De plus, la perspective de « l’argent sous la table » dans les emplois gouvernementaux, bien que rarement admise ouvertement, ajoute à leur attrait.
La concurrence intense pour les emplois gouvernementaux est évidente dans le nombre de candidats à des postes limités. Plus tôt cette année, près de 5 millions d'étudiants ont postulé pour 60 000 postes vacants dans la police de l'Uttar Pradesh.
De même, un examen pour les postes d'agents de police dans les agences de sécurité du gouvernement central a attiré 4,7 millions de candidats pour seulement 26 000 postes.
Un examen distinct destiné aux employés de bureau et aux chauffeurs des ministères gouvernementaux a vu près de 2,6 millions de candidats pour environ 7 500 emplois.
Malgré la forte demande, près de 6 millions d'emplois gouvernementaux restent vacants dans divers secteurs, notamment les forces armées, les écoles, les services de santé et l'armée, selon les estimations du Congrès national indien, le principal parti d'opposition.
Les implications plus larges
La disparité entre croissance économique et création d’emplois met en évidence un défi important pour l’Inde. L'économie en plein essor du pays n'a pas atténué la lutte pour un emploi stable parmi les jeunes.
Cette déconnexion met en évidence des problèmes structurels au sein du marché du travail, où l’expansion économique ne s’est pas traduite par suffisamment d’opportunités d’emploi formel.

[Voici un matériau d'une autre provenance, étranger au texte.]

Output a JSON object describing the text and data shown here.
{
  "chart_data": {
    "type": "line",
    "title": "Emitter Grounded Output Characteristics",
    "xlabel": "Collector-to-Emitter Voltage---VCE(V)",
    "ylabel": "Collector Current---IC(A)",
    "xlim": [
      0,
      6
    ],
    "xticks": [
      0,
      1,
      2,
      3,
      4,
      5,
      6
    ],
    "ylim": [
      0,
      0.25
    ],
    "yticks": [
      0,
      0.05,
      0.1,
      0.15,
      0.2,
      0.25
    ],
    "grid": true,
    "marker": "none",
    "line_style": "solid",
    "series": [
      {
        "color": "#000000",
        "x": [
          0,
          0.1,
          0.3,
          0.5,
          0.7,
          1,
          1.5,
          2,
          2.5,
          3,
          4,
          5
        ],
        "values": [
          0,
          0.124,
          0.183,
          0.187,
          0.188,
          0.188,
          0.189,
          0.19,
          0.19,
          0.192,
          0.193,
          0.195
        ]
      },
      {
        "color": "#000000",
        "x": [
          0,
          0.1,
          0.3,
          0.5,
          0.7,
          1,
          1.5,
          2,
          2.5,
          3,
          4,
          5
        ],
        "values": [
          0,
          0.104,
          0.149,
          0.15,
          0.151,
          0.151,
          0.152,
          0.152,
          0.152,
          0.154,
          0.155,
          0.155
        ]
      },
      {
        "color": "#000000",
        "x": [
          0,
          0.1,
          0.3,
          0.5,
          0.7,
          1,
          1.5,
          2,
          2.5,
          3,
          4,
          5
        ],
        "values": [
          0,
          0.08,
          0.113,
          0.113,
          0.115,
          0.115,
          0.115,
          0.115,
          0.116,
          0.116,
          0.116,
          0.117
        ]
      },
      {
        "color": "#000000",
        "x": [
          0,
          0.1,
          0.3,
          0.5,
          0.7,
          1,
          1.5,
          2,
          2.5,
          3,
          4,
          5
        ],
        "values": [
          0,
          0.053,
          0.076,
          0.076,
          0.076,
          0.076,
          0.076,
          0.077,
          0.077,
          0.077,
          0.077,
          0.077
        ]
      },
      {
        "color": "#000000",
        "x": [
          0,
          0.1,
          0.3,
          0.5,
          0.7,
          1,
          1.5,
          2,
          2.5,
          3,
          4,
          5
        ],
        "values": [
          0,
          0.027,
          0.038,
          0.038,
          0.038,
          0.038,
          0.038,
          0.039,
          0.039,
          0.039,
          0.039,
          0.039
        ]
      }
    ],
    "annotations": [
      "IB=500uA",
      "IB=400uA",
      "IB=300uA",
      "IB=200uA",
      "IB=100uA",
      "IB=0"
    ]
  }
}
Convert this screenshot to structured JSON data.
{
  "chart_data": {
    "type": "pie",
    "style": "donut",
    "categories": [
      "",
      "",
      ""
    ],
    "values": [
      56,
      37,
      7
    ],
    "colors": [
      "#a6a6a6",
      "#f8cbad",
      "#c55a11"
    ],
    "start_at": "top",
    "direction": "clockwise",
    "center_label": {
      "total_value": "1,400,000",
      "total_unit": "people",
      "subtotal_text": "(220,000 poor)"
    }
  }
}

Relever ce défi nécessite des mesures politiques globales qui vont au-delà de la création immédiate d’emplois. Améliorer la qualité et la stabilité des emplois du secteur privé, favoriser une culture de méritocratie et répondre aux inquiétudes économiques sous-jacentes sont des étapes cruciales.
L'accent mis par le gouvernement sur la création d'emplois par le biais d'incitations et de politiques d'approvisionnement est une démarche positive, mais il faudra du temps pour que son impact se fasse sentir sur le terrain.